Lakes on Saturn’s giant moon Titan can stratify and overturn, scientists say, much like lakes on Earth. They may also be able to produce giant gas eruptions akin to popping the cork on an enormous bottle of Champagne.
Stratification occurs when lakes form layers of different density. On Earth, this most commonly occurs when summer sun heats up the top layer of the lake, causing it to expand and literally float on top of the cooler water below — a process that is most common in temperate zones such at the US, Europe, and parts of Australia.
The same process can also occur when saltwater intrudes beneath fresh water, as sometimes occurs in caves in Mexico.
“It’s a very sharp boundary,” says Jordan Steckloff, a planetary scientist with the Planetary Science Institute who works out of Whitmore Lake, Michigan.
“If you’ve ever dived into a lake past maybe 10 to 20 feet down, it gets very cold,” he says. “That’s because you’ve passed through this layer of stratification from the warm water above to the cold water below.”
Overturning occurs when something, such as autumn cooling, reduces the density of the top layer until eventually it no longer floats, and the top and bottom layers mix.
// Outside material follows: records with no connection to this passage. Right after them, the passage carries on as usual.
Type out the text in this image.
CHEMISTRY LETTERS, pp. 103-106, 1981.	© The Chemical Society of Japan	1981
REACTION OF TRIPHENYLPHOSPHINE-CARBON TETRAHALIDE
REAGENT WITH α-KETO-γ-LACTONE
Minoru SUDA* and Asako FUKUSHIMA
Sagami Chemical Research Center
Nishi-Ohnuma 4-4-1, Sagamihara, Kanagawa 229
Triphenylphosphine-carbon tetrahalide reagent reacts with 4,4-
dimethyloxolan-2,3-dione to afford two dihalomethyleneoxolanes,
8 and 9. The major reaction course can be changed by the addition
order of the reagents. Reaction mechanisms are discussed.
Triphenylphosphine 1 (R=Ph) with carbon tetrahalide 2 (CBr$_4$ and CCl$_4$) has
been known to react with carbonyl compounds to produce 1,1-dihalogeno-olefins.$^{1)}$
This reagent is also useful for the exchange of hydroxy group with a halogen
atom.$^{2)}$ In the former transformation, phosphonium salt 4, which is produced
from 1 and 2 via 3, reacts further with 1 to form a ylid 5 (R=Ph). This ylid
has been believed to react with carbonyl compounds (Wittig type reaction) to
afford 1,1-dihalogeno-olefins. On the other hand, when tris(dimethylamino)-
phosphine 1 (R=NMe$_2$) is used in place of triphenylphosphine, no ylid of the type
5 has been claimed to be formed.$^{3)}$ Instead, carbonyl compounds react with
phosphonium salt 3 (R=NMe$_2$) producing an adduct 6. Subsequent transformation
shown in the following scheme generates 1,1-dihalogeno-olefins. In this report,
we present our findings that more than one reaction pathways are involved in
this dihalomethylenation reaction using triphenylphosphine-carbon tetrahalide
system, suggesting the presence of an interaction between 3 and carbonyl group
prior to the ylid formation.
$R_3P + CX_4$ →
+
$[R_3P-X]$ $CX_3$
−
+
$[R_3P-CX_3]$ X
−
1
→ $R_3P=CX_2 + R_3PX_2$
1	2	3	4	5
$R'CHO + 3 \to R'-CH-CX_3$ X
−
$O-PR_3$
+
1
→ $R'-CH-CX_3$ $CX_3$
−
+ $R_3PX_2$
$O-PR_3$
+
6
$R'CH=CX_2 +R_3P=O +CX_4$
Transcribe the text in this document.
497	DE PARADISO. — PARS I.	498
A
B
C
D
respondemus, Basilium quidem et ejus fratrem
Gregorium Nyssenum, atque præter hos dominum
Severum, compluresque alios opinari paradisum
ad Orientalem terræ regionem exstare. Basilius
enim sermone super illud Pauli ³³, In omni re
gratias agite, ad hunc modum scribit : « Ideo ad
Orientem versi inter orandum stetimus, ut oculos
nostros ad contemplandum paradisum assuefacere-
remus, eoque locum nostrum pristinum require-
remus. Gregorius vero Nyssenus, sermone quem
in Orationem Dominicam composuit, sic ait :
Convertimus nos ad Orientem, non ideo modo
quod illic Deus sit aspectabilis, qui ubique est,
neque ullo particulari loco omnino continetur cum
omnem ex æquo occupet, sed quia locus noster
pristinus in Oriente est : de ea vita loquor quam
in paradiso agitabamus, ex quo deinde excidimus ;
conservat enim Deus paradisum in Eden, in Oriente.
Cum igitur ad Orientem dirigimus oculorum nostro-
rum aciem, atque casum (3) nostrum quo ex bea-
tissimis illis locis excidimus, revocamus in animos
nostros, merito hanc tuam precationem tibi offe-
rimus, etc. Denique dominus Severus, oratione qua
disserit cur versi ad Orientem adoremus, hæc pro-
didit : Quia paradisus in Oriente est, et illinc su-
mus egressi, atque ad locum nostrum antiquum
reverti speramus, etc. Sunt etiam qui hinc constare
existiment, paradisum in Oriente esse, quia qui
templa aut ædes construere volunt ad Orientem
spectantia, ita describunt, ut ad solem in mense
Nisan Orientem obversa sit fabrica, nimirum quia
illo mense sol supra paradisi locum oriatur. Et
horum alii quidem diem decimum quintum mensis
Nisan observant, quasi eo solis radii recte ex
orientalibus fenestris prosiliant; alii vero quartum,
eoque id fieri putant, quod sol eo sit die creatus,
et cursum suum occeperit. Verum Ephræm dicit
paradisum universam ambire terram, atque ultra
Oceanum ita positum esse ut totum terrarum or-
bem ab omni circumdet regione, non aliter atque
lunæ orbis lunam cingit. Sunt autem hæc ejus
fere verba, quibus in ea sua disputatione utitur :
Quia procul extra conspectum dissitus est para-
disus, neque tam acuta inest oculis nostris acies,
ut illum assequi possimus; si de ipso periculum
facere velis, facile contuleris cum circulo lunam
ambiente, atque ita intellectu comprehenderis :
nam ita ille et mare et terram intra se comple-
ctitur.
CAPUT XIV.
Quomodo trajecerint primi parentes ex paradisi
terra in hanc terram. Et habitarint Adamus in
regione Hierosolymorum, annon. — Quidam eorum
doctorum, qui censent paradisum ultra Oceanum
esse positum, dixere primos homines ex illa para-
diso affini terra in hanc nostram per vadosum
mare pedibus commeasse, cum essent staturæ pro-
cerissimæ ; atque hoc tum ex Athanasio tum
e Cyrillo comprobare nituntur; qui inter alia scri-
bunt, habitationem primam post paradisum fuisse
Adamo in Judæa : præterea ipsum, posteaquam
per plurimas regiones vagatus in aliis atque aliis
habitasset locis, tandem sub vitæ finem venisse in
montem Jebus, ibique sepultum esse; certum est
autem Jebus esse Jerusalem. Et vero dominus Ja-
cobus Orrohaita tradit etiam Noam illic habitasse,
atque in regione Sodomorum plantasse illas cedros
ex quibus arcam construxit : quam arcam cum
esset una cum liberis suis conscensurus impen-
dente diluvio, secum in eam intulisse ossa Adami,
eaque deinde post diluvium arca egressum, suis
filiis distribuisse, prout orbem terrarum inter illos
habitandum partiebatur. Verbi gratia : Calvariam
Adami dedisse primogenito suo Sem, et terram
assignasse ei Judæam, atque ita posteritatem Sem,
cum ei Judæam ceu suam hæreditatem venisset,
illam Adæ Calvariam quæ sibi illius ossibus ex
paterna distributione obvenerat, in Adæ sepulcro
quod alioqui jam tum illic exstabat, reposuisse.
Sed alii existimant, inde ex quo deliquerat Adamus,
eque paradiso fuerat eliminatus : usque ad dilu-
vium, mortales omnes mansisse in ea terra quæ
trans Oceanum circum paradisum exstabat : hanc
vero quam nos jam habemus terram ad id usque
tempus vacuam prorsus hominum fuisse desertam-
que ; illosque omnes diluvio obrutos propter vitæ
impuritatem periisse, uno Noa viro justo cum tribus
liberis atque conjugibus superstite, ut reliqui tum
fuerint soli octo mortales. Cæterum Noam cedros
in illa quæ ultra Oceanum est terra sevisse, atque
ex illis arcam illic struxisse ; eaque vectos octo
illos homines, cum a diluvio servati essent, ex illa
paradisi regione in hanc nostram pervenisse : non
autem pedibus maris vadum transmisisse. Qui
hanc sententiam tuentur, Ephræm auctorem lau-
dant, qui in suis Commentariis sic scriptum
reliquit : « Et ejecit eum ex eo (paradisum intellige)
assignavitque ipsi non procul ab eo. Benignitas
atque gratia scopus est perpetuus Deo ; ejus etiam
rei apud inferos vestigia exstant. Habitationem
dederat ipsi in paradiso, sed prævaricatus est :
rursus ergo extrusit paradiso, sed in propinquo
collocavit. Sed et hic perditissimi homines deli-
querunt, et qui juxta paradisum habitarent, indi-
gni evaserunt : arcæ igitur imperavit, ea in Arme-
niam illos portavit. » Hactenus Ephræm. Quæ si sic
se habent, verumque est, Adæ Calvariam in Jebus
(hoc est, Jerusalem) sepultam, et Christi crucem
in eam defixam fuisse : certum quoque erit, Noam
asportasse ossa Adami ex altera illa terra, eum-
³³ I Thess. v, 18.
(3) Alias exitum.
On Earth this helps cycle nutrients between the surface and the depths and is a crucial aspect of temperate-zone lake ecosystems.
Titan is both vastly different and amazingly similar.
It is different because its surface is a frigid minus 183 degrees Celsius and its lakes are made of methane and ethane like giant ponds of liquified natural gas, some of which – especially the methane – evaporates into the atmosphere to form clouds and fall back as rain.
But there is also dissolved nitrogen from Titan’s thick, nitrogen-rich atmosphere. And that, Steckloff says, turns out to be the interesting part.
Because liquid methane is less dense than liquid ethane, he says, it has long been assumed that methane-rich liquid would rise to the top of the lakes. But because it evaporates more readily than ethane, it wouldn’t accumulate there. Instead, the lake would be constantly mixing as the denser, methane-depleted liquid from the surface sinks back into the depths.
But, he says, that ignored the effect of the dissolved nitrogen.
Nitrogen, he says, dissolves much more readily in methane than in ethane. And it is heavy—heavy enough that if there is enough dissolved nitrogen, such methane-nitrogen mixtures can actually be denser than ethane (with its lesser component of dissolved nitrogen).
This, he and colleagues calculated in a paper published in the Planetary Science Journal, means that Titan’s lakes can indeed stratify as the evaporation of methane from the surface also causes the surface liquid to lose nitrogen.
The result is that there can be a buoyant, nitrogen-depleted layer dominated by ethane floating on top of a nitrogen-rich layer higher in methane.
Eventually, however, so much methane evaporates that the ethane-rich upper layer can sink, and the lake turns over, starting the process afresh.
The process, he adds, won’t work at Titan’s average temperature. That’s because the solubility of gases in liquids is highly dependent on temperature, and at of minus 183 degrees Celsius there isn’t enough dissolved nitrogen to make it happen.
But if they are just slightly cooler, it does work. And it’s easy to envision a process that could chill them, ranging from evaporative cooling to seasonal variations.
A sedate overturn, however, isn’t the only thing that can happen. There could actually be quite a bit of nitrogen gas dissolved in the lower layer, and when the overturn occurs, it could fizz out – fast. “This is where we get to the idea of an exploding lake,” Steckloff says.
“This seems strange,” he adds, but a very similar process has been seen in Lake Nyos in Cameroon, where carbon dioxide from underwater volcanism can build up in the lake’s depths.
At some point something causes the lake to overturn, and all that carbon dioxide explodes out, like opening the top of a soda can after you’ve shaken it. (Not a good thing for people who happened to be nearby at the time.)
Nobody knows how strongly this might occur in Titan’s lakes. But, Steckloff says, in lab experiments designed to mimic Titan’s lakes it can sometimes be very abrupt – abrupt enough that one of the experiments literally blew its top and threw a temperature sensor into the air.
If such things occur in Titan’s larger lakes, they would indeed be spectacular to watch. But only if your billion-dollar rover is at a very safe distance.